Many of the voters she spoke with were women who run daycare businesses in their homes. “I won’t be on the ballot, you have to write me in,” Sneed told one of them. Another she reached by phone after standing on the woman’s porch and knocking, to no avail.
“I see your car is here, are you able to come say ‘hi’?” Sneed asked.”Okay, tell all of the children’s mothers to vote for me.” Turns out, the woman was out of town, but had left her car on the street so no one would know she was away.
“This street she lives on is very bad. She’s a rebel, she’s old school,” Sneed said. “She tells people not to sell drugs – to take that someplace else – and they, you know, don’t like her very much.”
Not all of the people Sneed encountered were so friendly, and one couple was downright hostile.
Angry, Cynical, Resigned
The man and woman Sneed encountered on the street, who said they do plan to vote, had never heard of the candidate. They quickly got into a discussion with Sneed about neighborhood eyesores.
After they sorted out which eyesore the woman was describing (“There’s a dead cat,” Sneed said. “You mean that one?”), her companion said sourly to Sneed: “Well, you people are never going to do anything about it.”
“Oh no, I live near you on Fayette, I’m your neighbor, I got involved because I cannot sit around and allow things like this to happen,” Sneed said, going on to list, rapid-fire, all the neighborhood organizations she has joined, the trees she’s gotten planted, the community clean-ups she’s hosted.
“Nobody stands up and does anything about this stuff,” the woman said.
Her statement was like a splash of accelerant – the normally gentle-seeming Sneed turned fiery.
“Please, give a young woman a chance.
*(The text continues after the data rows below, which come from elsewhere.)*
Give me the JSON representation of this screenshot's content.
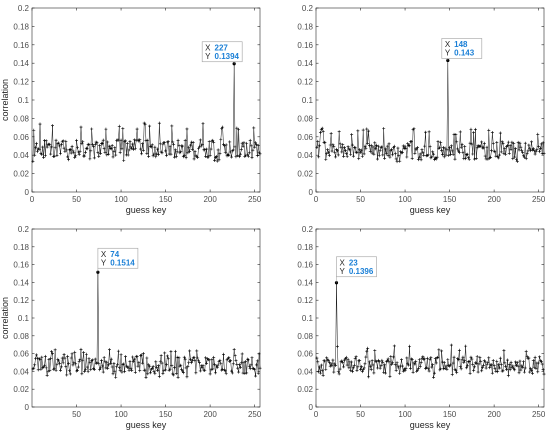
{
  "chart_data": [
    {
      "type": "line",
      "xlabel": "guess key",
      "ylabel": "correlation",
      "xlim": [
        0,
        256
      ],
      "ylim": [
        0,
        0.2
      ],
      "xticks": [
        0,
        50,
        100,
        150,
        200,
        250
      ],
      "yticks": [
        0,
        0.02,
        0.04,
        0.06,
        0.08,
        0.1,
        0.12,
        0.14,
        0.16,
        0.18,
        0.2
      ],
      "grid": false,
      "marker": "asterisk",
      "series": [
        {
          "x_range": [
            1,
            256
          ],
          "baseline": 0.047,
          "noise_range": [
            0.033,
            0.075
          ],
          "peak_x": 227,
          "peak_y": 0.1394
        }
      ],
      "datatip": {
        "x_label": "X",
        "x_value": "227",
        "y_label": "Y",
        "y_value": "0.1394"
      }
    },
    {
      "type": "line",
      "xlabel": "guess key",
      "ylabel": "",
      "xlim": [
        0,
        256
      ],
      "ylim": [
        0,
        0.2
      ],
      "xticks": [
        0,
        50,
        100,
        150,
        200,
        250
      ],
      "yticks": [
        0,
        0.02,
        0.04,
        0.06,
        0.08,
        0.1,
        0.12,
        0.14,
        0.16,
        0.18,
        0.2
      ],
      "grid": false,
      "marker": "asterisk",
      "series": [
        {
          "x_range": [
            1,
            256
          ],
          "baseline": 0.045,
          "noise_range": [
            0.033,
            0.07
          ],
          "peak_x": 148,
          "peak_y": 0.143
        }
      ],
      "datatip": {
        "x_label": "X",
        "x_value": "148",
        "y_label": "Y",
        "y_value": "0.143"
      }
    },
    {
      "type": "line",
      "xlabel": "guess key",
      "ylabel": "correlation",
      "xlim": [
        0,
        256
      ],
      "ylim": [
        0,
        0.2
      ],
      "xticks": [
        50,
        100,
        150,
        200,
        250
      ],
      "yticks": [
        0,
        0.02,
        0.04,
        0.06,
        0.08,
        0.1,
        0.12,
        0.14,
        0.16,
        0.18,
        0.2
      ],
      "grid": false,
      "marker": "asterisk",
      "series": [
        {
          "x_range": [
            1,
            256
          ],
          "baseline": 0.047,
          "noise_range": [
            0.033,
            0.065
          ],
          "peak_x": 74,
          "peak_y": 0.1514
        }
      ],
      "datatip": {
        "x_label": "X",
        "x_value": "74",
        "y_label": "Y",
        "y_value": "0.1514"
      }
    },
    {
      "type": "line",
      "xlabel": "guess key",
      "ylabel": "",
      "xlim": [
        0,
        256
      ],
      "ylim": [
        0,
        0.2
      ],
      "xticks": [
        0,
        50,
        100,
        150,
        200,
        250
      ],
      "yticks": [
        0,
        0.02,
        0.04,
        0.06,
        0.08,
        0.1,
        0.12,
        0.14,
        0.16,
        0.18,
        0.2
      ],
      "grid": false,
      "marker": "asterisk",
      "series": [
        {
          "x_range": [
            1,
            256
          ],
          "baseline": 0.047,
          "noise_range": [
            0.033,
            0.07
          ],
          "peak_x": 23,
          "peak_y": 0.1396
        }
      ],
      "datatip": {
        "x_label": "X",
        "x_value": "23",
        "y_label": "Y",
        "y_value": "0.1396"
      }
    }
  ]
}
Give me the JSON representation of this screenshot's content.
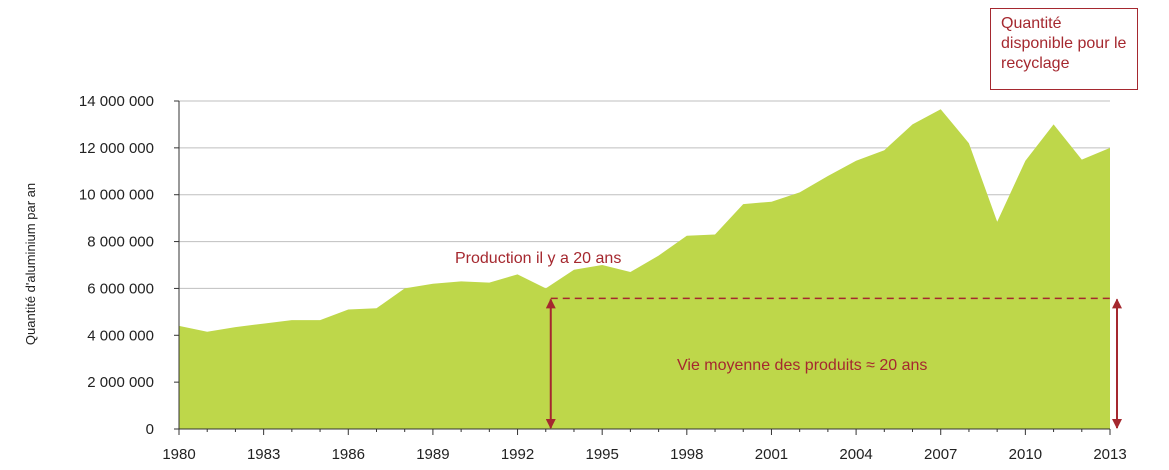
{
  "colors": {
    "area": "#bed74a",
    "accent": "#a5282f",
    "grid": "#bfbfbf",
    "axis": "#333333"
  },
  "chart_data": {
    "type": "area",
    "ylabel": "Quantité d'aluminium par an",
    "ylim": [
      0,
      14000000
    ],
    "yticks": [
      0,
      2000000,
      4000000,
      6000000,
      8000000,
      10000000,
      12000000,
      14000000
    ],
    "ytick_labels": [
      "0",
      "2 000 000",
      "4 000 000",
      "6 000 000",
      "8 000 000",
      "10 000 000",
      "12 000 000",
      "14 000 000"
    ],
    "xlim": [
      1980,
      2013
    ],
    "xticks": [
      1980,
      1983,
      1986,
      1989,
      1992,
      1995,
      1998,
      2001,
      2004,
      2007,
      2010,
      2013
    ],
    "grid": true,
    "x": [
      1980,
      1981,
      1982,
      1983,
      1984,
      1985,
      1986,
      1987,
      1988,
      1989,
      1990,
      1991,
      1992,
      1993,
      1994,
      1995,
      1996,
      1997,
      1998,
      1999,
      2000,
      2001,
      2002,
      2003,
      2004,
      2005,
      2006,
      2007,
      2008,
      2009,
      2010,
      2011,
      2012,
      2013
    ],
    "values": [
      4400000,
      4150000,
      4350000,
      4500000,
      4650000,
      4650000,
      5100000,
      5150000,
      6000000,
      6200000,
      6300000,
      6250000,
      6600000,
      6000000,
      6800000,
      7000000,
      6700000,
      7400000,
      8250000,
      8300000,
      9600000,
      9700000,
      10100000,
      10800000,
      11450000,
      11900000,
      13000000,
      13650000,
      12200000,
      8850000,
      11450000,
      13000000,
      11500000,
      12000000
    ],
    "annotations": {
      "production_label": "Production il y a 20 ans",
      "lifetime_label": "Vie moyenne des produits ≈  20 ans",
      "recycling_box": "Quantité disponible pour le recyclage"
    }
  }
}
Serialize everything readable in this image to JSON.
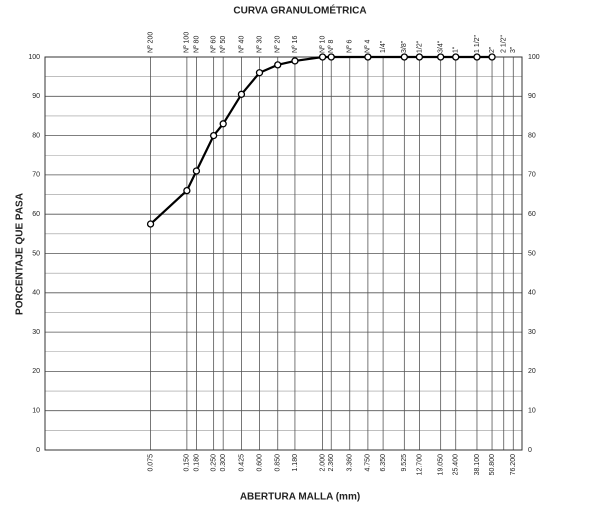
{
  "chart_data": {
    "type": "line",
    "title": "CURVA GRANULOMÉTRICA",
    "x_label": "ABERTURA MALLA (mm)",
    "y_label": "PORCENTAJE QUE PASA",
    "log_x": true,
    "xlim": [
      0.01,
      90
    ],
    "ylim": [
      0,
      100
    ],
    "yticks": [
      0,
      10,
      20,
      30,
      40,
      50,
      60,
      70,
      80,
      90,
      100
    ],
    "grid": true,
    "sieves": [
      {
        "name": "Nº 200",
        "opening": 0.075,
        "label": "0.075"
      },
      {
        "name": "Nº 100",
        "opening": 0.15,
        "label": "0.150"
      },
      {
        "name": "Nº 80",
        "opening": 0.18,
        "label": "0.180"
      },
      {
        "name": "Nº 60",
        "opening": 0.25,
        "label": "0.250"
      },
      {
        "name": "Nº 50",
        "opening": 0.3,
        "label": "0.300"
      },
      {
        "name": "Nº 40",
        "opening": 0.425,
        "label": "0.425"
      },
      {
        "name": "Nº 30",
        "opening": 0.6,
        "label": "0.600"
      },
      {
        "name": "Nº 20",
        "opening": 0.85,
        "label": "0.850"
      },
      {
        "name": "Nº 16",
        "opening": 1.18,
        "label": "1.180"
      },
      {
        "name": "Nº 10",
        "opening": 2,
        "label": "2.000"
      },
      {
        "name": "Nº 8",
        "opening": 2.36,
        "label": "2.360"
      },
      {
        "name": "Nº 6",
        "opening": 3.36,
        "label": "3.360"
      },
      {
        "name": "Nº 4",
        "opening": 4.75,
        "label": "4.750"
      },
      {
        "name": "1/4\"",
        "opening": 6.35,
        "label": "6.350"
      },
      {
        "name": "3/8\"",
        "opening": 9.525,
        "label": "9.525"
      },
      {
        "name": "1/2\"",
        "opening": 12.7,
        "label": "12.700"
      },
      {
        "name": "3/4\"",
        "opening": 19.05,
        "label": "19.050"
      },
      {
        "name": "1\"",
        "opening": 25.4,
        "label": "25.400"
      },
      {
        "name": "1 1/2\"",
        "opening": 38.1,
        "label": "38.100"
      },
      {
        "name": "2\"",
        "opening": 50.8,
        "label": "50.800"
      },
      {
        "name": "2 1/2\"",
        "opening": 63.5,
        "label": null
      },
      {
        "name": "3\"",
        "opening": 76.2,
        "label": "76.200"
      }
    ],
    "series": [
      {
        "color": "#000000",
        "x": [
          0.075,
          0.15,
          0.18,
          0.25,
          0.3,
          0.425,
          0.6,
          0.85,
          1.18,
          2,
          2.36,
          4.75,
          9.525,
          12.7,
          19.05,
          25.4,
          38.1,
          50.8
        ],
        "values": [
          57.5,
          66,
          71,
          80,
          83,
          90.5,
          96,
          98,
          99,
          100,
          100,
          100,
          100,
          100,
          100,
          100,
          100,
          100
        ]
      }
    ]
  }
}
We want to make a difference. We want to make history,” Sneed said. “Your generation said we young people shouldn’t complain, that we should take our turn and do something. Well, I’m doing something!”
The woman accepted some campaign literature, but her companion was having none of it. “You can’t come in here the day before the election and expect me to vote for you,” he said. “I don’t know if you’re even who you say you are!”
“I Thought it was Mayberry”
In Belair-Edison, Kim Barlow turned down her music (Prince’s “1999”) and greeted Sneed at the door, hugging her. Barlow had warm words for the candidate, purple Baltimore Ravens slippers on her feet and a switchblade in her pocket. She said the neighborhood (by coincidence, her house is on Shannon Drive) is much more dangerous than when she moved there from Reservoir Hill in 1994.
“I thought it was Mayberry. When I came here I said ‘Whew, it’s safe!’ Now it’s not,” she said. “I’ve seen stuff happen. Crime. I mean murders. It ain’t just robbing homes.”
Leaving early in the dark one morning for her state job, Barlow was robbed by three men. She now always tries to carry a small amount of cash to appease robbers – and a knife for self defense.
Making the community safer, fixing traffic problems – these are things she’s hoping Sneed could deliver if elected, she said. (Barlow’s a Sneed supporter, with a prominent lawn sign.)
“We can do better if the community talks. If people see things and report them and push to get ’em fixed,” Barlow explained.
“I don’t think Warren Branch is doing that,” she added. “And I say that even though Branch has been a friend. I just think Shannon can really be good for us.”